When TOS Fails: Auditing AI Safety When the User Is a Military Contractor
Anthropic’s acceptable use policy explicitly prohibits Claude from being used in autonomous weapons systems. The U.S. military used it for target selection anyway. That gap is not a loophole. It is the entire problem.
The instinct when this story broke was to ask whether Anthropic knew. That question is a distraction. The issue isn’t awareness. It’s architecture. A clause in a system prompt that says “do not assist with targeting” is not a constraint. It is a request. Requests can be ignored, reworded, or circumvented by someone with sufficient motivation and a procurement budget. The U.S. military has both.
The fidelity problem
The core model retains the capability to produce targeting-relevant outputs regardless of what the system prompt tells it not to do. Guardrails baked into fine-tuning are better, but they’re probabilistic. They make certain outputs less likely. They don’t make them impossible. For most applications, “less likely” is fine. For target selection, it is not.
There’s also a classification problem that no prompt layer fixes. Reports indicate the tools were used for “intelligence purposes” to “help select targets.” That phrase does a lot of work in a small space. If a model gives you a 90% probability assessment of a target’s legitimacy based on signals intelligence, the human who clicks “approve” afterwards is not making a decision. They’re rubber-stamping the AI’s homework. The fig leaf of “human in the loop” doesn’t survive contact with actual system design.
The system prompt at the centre of this looks like this:
SYSTEM_PROMPT = """
You are an intelligence analysis assistant.
POLICY: Do not generate content for autonomous targeting or weapons systems.
If asked to perform a targeting function, state: 'This request violates the Acceptable Use Policy.'
"""
That policy is a text file. A determined actor doesn’t need to circumvent it. They just need to rephrase the request as “analysis” rather than “targeting.” The model cannot reliably distinguish between the two. In practice, neither can anyone else.
What this actually requires
Relying on a Terms of Service agreement to prevent deaths is not systems engineering. It is a record of having said the right thing.
If a boundary is critical, the system has to be architecturally incapable of crossing it. Not less likely. Incapable. If a vendor can’t make the model structurally incapable of that, the model shouldn’t be used for that. That answer exists. It just costs more than a clause in a document nobody audits.
For vendors: if a boundary matters, it has to be enforced below the prompt layer.
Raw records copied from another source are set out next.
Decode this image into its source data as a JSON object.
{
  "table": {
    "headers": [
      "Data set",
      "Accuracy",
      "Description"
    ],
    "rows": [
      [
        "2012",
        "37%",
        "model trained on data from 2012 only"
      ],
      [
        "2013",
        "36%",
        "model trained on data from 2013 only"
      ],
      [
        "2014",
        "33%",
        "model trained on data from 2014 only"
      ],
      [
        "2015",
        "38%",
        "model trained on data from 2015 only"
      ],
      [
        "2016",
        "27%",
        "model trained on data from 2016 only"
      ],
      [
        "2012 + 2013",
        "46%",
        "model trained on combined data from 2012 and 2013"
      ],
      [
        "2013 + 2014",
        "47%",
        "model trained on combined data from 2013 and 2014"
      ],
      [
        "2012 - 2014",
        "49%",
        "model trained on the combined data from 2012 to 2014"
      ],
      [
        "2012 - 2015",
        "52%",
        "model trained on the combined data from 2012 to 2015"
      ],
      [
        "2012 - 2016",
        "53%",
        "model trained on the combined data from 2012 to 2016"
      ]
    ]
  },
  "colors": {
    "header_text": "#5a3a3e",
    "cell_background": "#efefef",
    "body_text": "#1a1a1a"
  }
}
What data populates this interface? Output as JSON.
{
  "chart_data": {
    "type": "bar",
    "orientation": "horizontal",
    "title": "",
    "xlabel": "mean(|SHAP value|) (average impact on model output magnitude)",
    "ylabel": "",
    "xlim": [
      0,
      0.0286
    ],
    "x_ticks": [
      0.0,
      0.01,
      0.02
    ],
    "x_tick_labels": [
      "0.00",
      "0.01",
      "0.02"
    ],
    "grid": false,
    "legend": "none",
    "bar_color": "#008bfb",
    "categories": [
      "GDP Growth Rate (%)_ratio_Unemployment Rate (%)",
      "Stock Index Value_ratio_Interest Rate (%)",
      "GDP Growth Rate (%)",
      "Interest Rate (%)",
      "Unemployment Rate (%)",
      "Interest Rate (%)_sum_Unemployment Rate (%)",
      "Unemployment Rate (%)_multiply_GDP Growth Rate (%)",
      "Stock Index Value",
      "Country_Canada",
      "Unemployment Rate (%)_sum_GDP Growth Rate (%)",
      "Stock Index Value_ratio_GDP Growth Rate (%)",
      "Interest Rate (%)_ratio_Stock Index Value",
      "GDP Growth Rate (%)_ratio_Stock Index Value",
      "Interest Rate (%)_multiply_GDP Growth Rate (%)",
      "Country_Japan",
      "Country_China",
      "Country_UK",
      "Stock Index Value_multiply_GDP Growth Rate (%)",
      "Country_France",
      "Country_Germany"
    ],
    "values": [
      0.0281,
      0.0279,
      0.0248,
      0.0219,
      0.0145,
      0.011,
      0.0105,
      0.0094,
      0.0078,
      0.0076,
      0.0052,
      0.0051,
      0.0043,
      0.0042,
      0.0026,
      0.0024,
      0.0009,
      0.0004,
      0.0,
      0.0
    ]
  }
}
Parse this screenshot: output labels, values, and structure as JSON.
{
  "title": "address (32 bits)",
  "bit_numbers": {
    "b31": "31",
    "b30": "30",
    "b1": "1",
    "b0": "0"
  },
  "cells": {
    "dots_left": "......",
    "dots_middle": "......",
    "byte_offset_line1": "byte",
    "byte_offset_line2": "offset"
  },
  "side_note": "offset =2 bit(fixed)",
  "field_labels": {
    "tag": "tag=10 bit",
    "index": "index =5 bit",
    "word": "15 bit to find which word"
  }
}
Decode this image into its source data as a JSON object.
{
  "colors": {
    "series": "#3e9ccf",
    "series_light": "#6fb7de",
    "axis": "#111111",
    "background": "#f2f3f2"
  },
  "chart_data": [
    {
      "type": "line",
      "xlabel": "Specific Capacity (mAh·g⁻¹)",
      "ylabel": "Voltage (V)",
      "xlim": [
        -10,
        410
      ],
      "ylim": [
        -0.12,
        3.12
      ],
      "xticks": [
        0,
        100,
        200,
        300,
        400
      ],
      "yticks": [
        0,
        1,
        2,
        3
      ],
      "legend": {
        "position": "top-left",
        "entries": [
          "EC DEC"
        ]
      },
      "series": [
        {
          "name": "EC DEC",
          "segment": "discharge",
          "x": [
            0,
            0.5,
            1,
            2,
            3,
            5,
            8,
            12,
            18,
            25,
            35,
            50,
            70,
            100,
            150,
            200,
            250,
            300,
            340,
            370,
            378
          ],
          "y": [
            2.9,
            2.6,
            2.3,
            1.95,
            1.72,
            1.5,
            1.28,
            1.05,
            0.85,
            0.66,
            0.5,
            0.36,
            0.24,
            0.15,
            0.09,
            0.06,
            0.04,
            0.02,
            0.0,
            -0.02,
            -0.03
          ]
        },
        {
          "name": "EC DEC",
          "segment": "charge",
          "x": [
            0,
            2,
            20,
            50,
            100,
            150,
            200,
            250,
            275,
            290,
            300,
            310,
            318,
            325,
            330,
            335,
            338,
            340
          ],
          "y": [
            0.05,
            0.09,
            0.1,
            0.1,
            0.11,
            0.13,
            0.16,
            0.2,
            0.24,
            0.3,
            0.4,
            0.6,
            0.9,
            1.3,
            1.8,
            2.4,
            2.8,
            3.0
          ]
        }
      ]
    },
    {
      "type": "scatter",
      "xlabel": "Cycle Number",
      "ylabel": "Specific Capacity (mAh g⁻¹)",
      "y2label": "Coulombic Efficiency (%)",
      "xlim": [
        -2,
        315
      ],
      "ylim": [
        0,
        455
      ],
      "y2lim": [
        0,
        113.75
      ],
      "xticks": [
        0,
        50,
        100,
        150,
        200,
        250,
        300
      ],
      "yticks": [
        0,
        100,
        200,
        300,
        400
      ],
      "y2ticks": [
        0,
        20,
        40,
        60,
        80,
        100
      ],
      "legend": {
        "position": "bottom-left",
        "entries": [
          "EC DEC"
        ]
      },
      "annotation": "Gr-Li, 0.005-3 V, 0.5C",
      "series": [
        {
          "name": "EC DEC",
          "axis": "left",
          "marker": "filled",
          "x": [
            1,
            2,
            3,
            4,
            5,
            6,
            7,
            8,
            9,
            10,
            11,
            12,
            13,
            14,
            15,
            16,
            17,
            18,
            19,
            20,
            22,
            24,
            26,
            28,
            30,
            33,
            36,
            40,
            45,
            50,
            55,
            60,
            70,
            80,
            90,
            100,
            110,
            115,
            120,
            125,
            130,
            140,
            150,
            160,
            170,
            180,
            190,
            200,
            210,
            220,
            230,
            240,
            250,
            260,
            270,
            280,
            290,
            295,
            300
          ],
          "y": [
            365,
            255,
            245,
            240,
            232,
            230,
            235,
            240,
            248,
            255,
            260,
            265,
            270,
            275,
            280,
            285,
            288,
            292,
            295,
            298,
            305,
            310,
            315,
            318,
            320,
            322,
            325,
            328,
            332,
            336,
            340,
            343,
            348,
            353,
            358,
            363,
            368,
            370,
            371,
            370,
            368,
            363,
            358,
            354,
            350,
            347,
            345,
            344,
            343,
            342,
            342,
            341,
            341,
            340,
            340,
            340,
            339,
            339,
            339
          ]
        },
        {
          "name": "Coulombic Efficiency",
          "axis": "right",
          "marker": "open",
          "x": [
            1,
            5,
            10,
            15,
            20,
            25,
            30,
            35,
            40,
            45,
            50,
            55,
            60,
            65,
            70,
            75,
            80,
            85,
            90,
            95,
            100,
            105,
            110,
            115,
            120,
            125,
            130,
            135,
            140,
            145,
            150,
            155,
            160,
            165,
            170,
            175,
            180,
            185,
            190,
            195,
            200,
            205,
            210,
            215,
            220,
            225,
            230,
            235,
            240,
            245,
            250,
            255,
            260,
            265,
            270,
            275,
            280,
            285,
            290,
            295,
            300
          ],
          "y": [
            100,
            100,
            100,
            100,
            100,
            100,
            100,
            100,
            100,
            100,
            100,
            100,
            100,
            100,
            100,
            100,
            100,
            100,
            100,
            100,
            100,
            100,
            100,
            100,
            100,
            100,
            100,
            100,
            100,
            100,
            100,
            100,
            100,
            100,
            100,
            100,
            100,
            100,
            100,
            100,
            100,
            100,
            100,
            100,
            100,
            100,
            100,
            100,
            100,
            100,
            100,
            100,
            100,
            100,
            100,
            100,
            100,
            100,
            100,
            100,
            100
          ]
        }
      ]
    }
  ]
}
A model that can be prompted into compliance can be prompted out of it. System prompts are not security boundaries. Treating them as such is a design error you can get away with until you can’t.
For governments: someone decided to use a tool for a purpose its creator explicitly prohibits, without auditable architectural constraints in the procurement. That decision has a name on it. Find it. “We used the only tools available” is not a governance framework. It is the absence of one dressed up in urgency.
The problem isn’t that Claude is dangerous. It’s that the distance between “intelligence aggregation” and “target selection” is small enough that a sufficiently motivated operator crosses it without noticing. That’s not a technology failure. It’s a category error in the procurement and oversight process, and no model update fixes it.